[EM] MDD,ER-Bucklin (whole)
Chris Benham
chrisbenham at bigpond.com
Wed Oct 19 11:35:42 PDT 2005
Participants,
I've recently had the idea that ER-Bucklin (whole) could be improved
by combining it with the
"Majority-Defeat Disqualification" (MDD) component from MDD//Approval
(MDDA).
So I suggest MDD,ER-Bucklin(whole) as my favourite method that meets
FBC.
"Voters rank the candidates, truncation and equal-ranking allowed.
If not all candidates are majority-strength pairwise beaten
(i.e."dominated") by some other candidate,
then "disqualify" (but not drop from the ballots) those that are.
If only one candidate remains, that candidate wins.
If more than one candidate remains, commence the ER-Bucklin(whole)
process until (at least) one of
the not-disqualified candidates has a vote tally greater than (or equal
to) half the total number of valid
ballots.
At that point elect the not-disqualified candidate with the highest vote
tally."
[The "(or equal to)" bit isn't traditional, but I suspect as a fine
point it is good.]
To explain "the ER-Bucklin(whole) process":
"In the first round each ballot contributes a whole vote each to the
tallies of those candidates they rank top or
equal-top.
In the second round, ballots that have contributed to the tallies of
less than two candidates each contribute
a whole vote each to the tallies of candidates they rank second or
equal-second.
(Ballots that in the first round contributed to the tallies of more
than one candidate do nothing in the second round)

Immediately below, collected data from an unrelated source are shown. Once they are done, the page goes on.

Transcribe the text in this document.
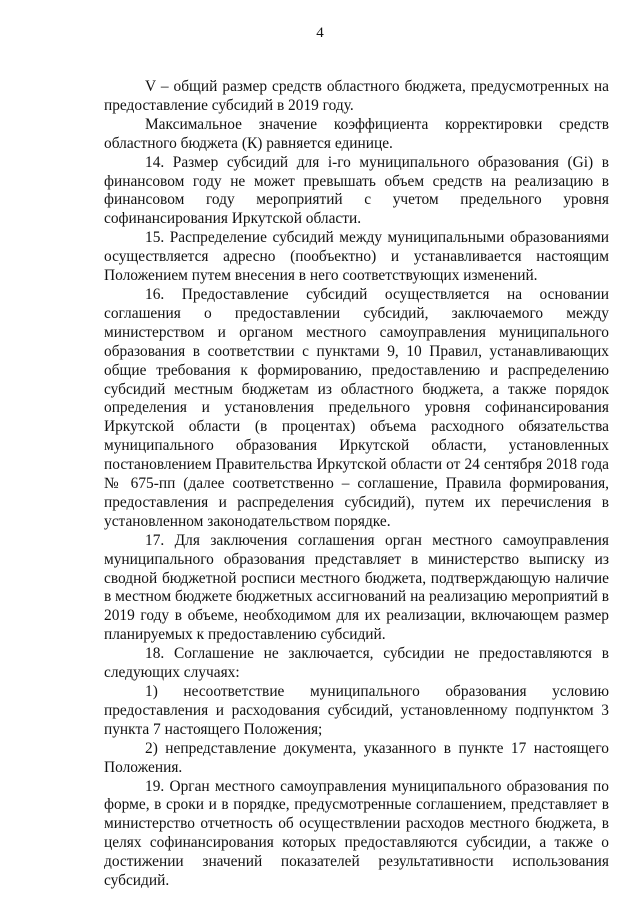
4

V – общий размер средств областного бюджета, предусмотренных на предоставление субсидий в 2019 году.

Максимальное значение коэффициента корректировки средств областного бюджета (К) равняется единице.

14. Размер субсидий для i-го муниципального образования (Gi) в финансовом году не может превышать объем средств на реализацию в финансовом году мероприятий с учетом предельного уровня софинансирования Иркутской области.

15. Распределение субсидий между муниципальными образованиями осуществляется адресно (пообъектно) и устанавливается настоящим Положением путем внесения в него соответствующих изменений.

16. Предоставление субсидий осуществляется на основании соглашения о предоставлении субсидий, заключаемого между министерством и органом местного самоуправления муниципального образования в соответствии с пунктами 9, 10 Правил, устанавливающих общие требования к формированию, предоставлению и распределению субсидий местным бюджетам из областного бюджета, а также порядок определения и установления предельного уровня софинансирования Иркутской области (в процентах) объема расходного обязательства муниципального образования Иркутской области, установленных постановлением Правительства Иркутской области от 24 сентября 2018 года № 675-пп (далее соответственно – соглашение, Правила формирования, предоставления и распределения субсидий), путем их перечисления в установленном законодательством порядке.

17. Для заключения соглашения орган местного самоуправления муниципального образования представляет в министерство выписку из сводной бюджетной росписи местного бюджета, подтверждающую наличие в местном бюджете бюджетных ассигнований на реализацию мероприятий в 2019 году в объеме, необходимом для их реализации, включающем размер планируемых к предоставлению субсидий.

18. Соглашение не заключается, субсидии не предоставляются в следующих случаях:

1) несоответствие муниципального образования условию предоставления и расходования субсидий, установленному подпунктом 3 пункта 7 настоящего Положения;

2) непредставление документа, указанного в пункте 17 настоящего Положения.

19. Орган местного самоуправления муниципального образования по форме, в сроки и в порядке, предусмотренные соглашением, представляет в министерство отчетность об осуществлении расходов местного бюджета, в целях софинансирования которых предоставляются субсидии, а также о достижении значений показателей результативности использования субсидий.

In the third round, if there is one, ballots that have contributed to
the tallies of less than three candidates now
contribute a whole vote each to the tallies of candidates they rank
third or equal-third.
And so on."
Or as it is better explained at the Electowiki:
> /If a ballot lists n candidates as tied in kth place, count that
> ballot as a whole point for all n candidates beginning in the kth round./
>
> Note: A candidate is ranked in kth place on a given ballot if there
> are k-1 candidates who are ranked strictly higher. For exampe, a
> ballot marked A>B=C=D>E>F=G=H=I>J should be considered to rank A to in
> 1st place, B, C, and D in 2nd place, E in 5th place, F, G, H, and I in
> 6th place, and J in 10th place. Thus, the ballot would not count in
> favor of E until the 5th round, and it would not count in favor of J
> until the 10th round.
>
> This rule is perhaps unique in that it satisfies both the "favorite
> betrayal </wiki/Favorite_betrayal>" criterion and the Majority
> criterion for solid coalitions
> </wiki/Majority_criterion_for_solid_coalitions>.
>
If the majority-disqualified candidates were dropped from the ballots,
then Bucklin's compliance with Mono-raise would (I presume) be lost.

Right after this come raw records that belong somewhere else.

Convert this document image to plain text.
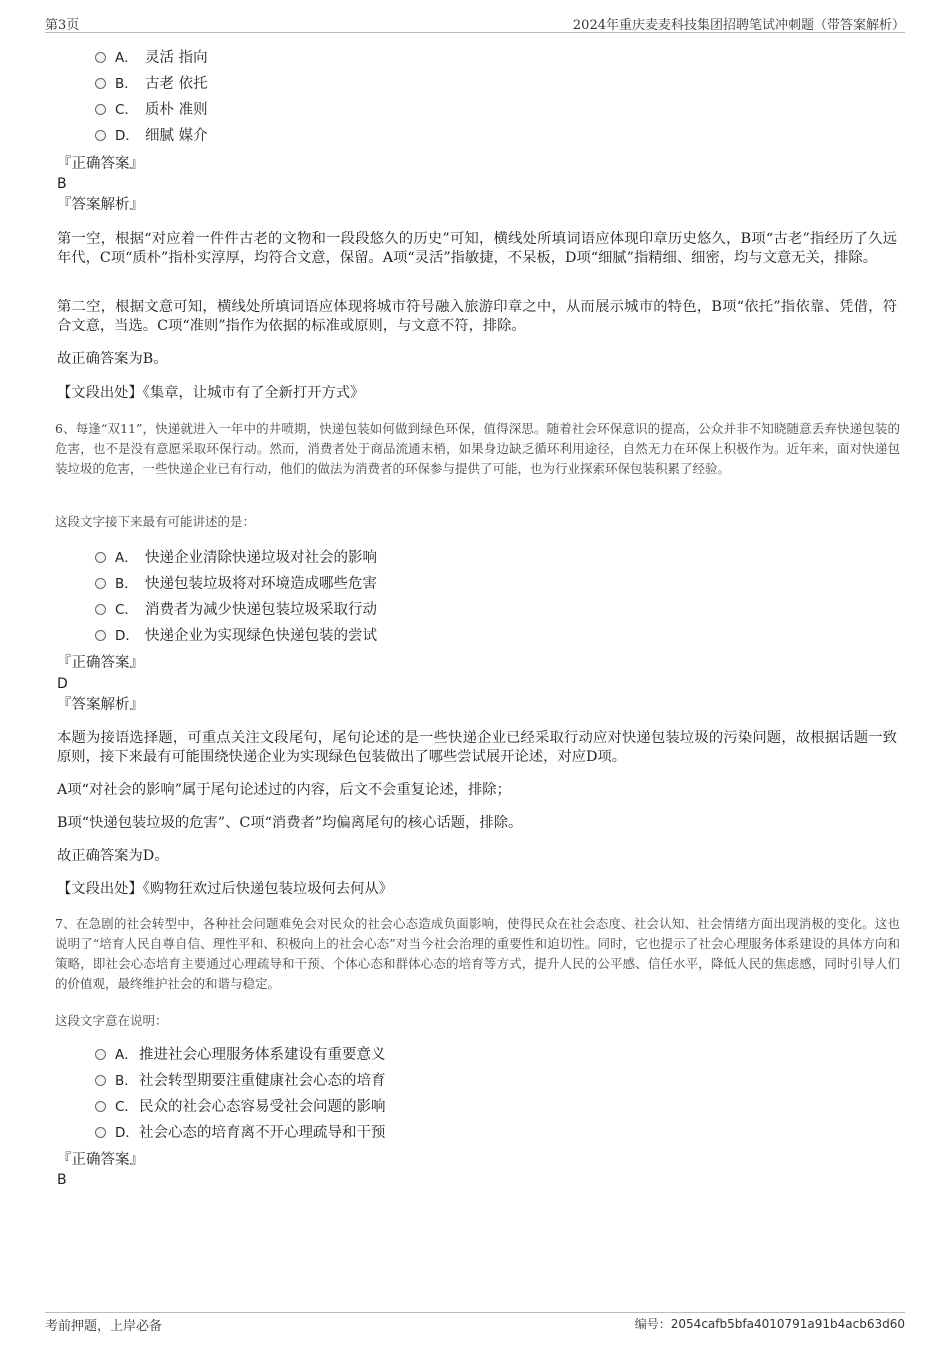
第3页	2024年重庆麦麦科技集团招聘笔试冲刺题（带答案解析）
A． 灵活 指向
B． 古老 依托
C． 质朴 准则
D． 细腻 媒介
『正确答案』
B
『答案解析』
第一空，根据“对应着一件件古老的文物和一段段悠久的历史”可知，横线处所填词语应体现印章历史悠久，B项“古老”指经历了久远年代，C项“质朴”指朴实淳厚，均符合文意，保留。A项“灵活”指敏捷，不呆板，D项“细腻”指精细、细密，均与文意无关，排除。
第二空，根据文意可知，横线处所填词语应体现将城市符号融入旅游印章之中，从而展示城市的特色，B项“依托”指依靠、凭借，符合文意，当选。C项“准则”指作为依据的标准或原则，与文意不符，排除。
故正确答案为B。
【文段出处】《集章，让城市有了全新打开方式》
6、每逢“双11”，快递就进入一年中的井喷期，快递包装如何做到绿色环保，值得深思。随着社会环保意识的提高，公众并非不知晓随意丢弃快递包装的危害，也不是没有意愿采取环保行动。然而，消费者处于商品流通末梢，如果身边缺乏循环利用途径，自然无力在环保上积极作为。近年来，面对快递包装垃圾的危害，一些快递企业已有行动，他们的做法为消费者的环保参与提供了可能，也为行业探索环保包装积累了经验。
这段文字接下来最有可能讲述的是：
A． 快递企业清除快递垃圾对社会的影响
B． 快递包装垃圾将对环境造成哪些危害
C． 消费者为减少快递包装垃圾采取行动
D． 快递企业为实现绿色快递包装的尝试
『正确答案』
D
『答案解析』
本题为接语选择题，可重点关注文段尾句，尾句论述的是一些快递企业已经采取行动应对快递包装垃圾的污染问题，故根据话题一致原则，接下来最有可能围绕快递企业为实现绿色包装做出了哪些尝试展开论述，对应D项。
A项“对社会的影响”属于尾句论述过的内容，后文不会重复论述，排除；
B项“快递包装垃圾的危害”、C项“消费者”均偏离尾句的核心话题，排除。
故正确答案为D。
【文段出处】《购物狂欢过后快递包装垃圾何去何从》
7、在急剧的社会转型中，各种社会问题难免会对民众的社会心态造成负面影响，使得民众在社会态度、社会认知、社会情绪方面出现消极的变化。这也说明了“培育人民自尊自信、理性平和、积极向上的社会心态”对当今社会治理的重要性和迫切性。同时，它也提示了社会心理服务体系建设的具体方向和策略，即社会心态培育主要通过心理疏导和干预、个体心态和群体心态的培育等方式，提升人民的公平感、信任水平，降低人民的焦虑感，同时引导人们的价值观，最终维护社会的和谐与稳定。
这段文字意在说明：
A．推进社会心理服务体系建设有重要意义
B．社会转型期要注重健康社会心态的培育
C．民众的社会心态容易受社会问题的影响
D．社会心态的培育离不开心理疏导和干预
『正确答案』
B
考前押题，上岸必备	编号：2054cafb5bfa4010791a91b4acb63d60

(If I'm wrong about, then there probably isn't any reason not to just
first drop them from the ballots, making the method the simpler and more
"intuitive" MDD//ER-Bucklin(whole).)
I think the only criterion compliance of plain ER-Bucklin(whole) that
we lose is "Later-no-Help", which I don't expect anyone will miss.
What we gain is "Smith-Condorcet (Gross)" (which means that the winner
comes from the smallest non-empty set of candidates that all
majority-strength pairwise beat any and all outside-the-set candidates)
and the Strategy-Free Criterion (SFC) .
Electowiki definition of SFC:
> /If a Condorcet candidate exists, and if a majority prefers this
> candidate to another candidate, then the other candidate should not
> win if that majority votes sincerely and no other voter falsifies/ any
> preferences.
>
> In a ranked method, it is nearly equivalent to say: /If more than half
> of the voters rank /x/ above /y/, and there is no candidate /z/ whom
> more than half of the voters rank above /x/, then /y/ must not be
> elected./
>
The method meets FBC/Sincere Favourite, Majority for solid
coalitions/Mutual Majority, the Plurality criterion, Smith(Gross), SFC
(and GSFC?).
It fails Clone Independence (doubtless both Clone-Winner and
Clone-Loser), Later-no-Harm, Independence from Irrelevant Ballots,
No Zero-Information Strategy.
Compared to plain ER-Bucklin(whole), this method would have a less
severe Later-no-Harm problem. In ER-Bucklin(whole), if the voter
has a big sincere approval cutoff, the s/he should equal-rank above it
and truncate below it.
In MDD,ER-Bucklin(whole), if the voter's sincere approval cutoff is
above the most preferred member of the anticipated sincere Smith
set then it is probably safe to truncate below that candidate.
In my view the worst feature of this method is its bad clone problem.
Also I dislike methods that fail Irrelevant Ballots (in the same spirit
as the "Blank Ballots Criterion").
But combining FBC with Majority for solid coalitions and Smith(Gross)
in my view makes it an ok package, better than MDDA.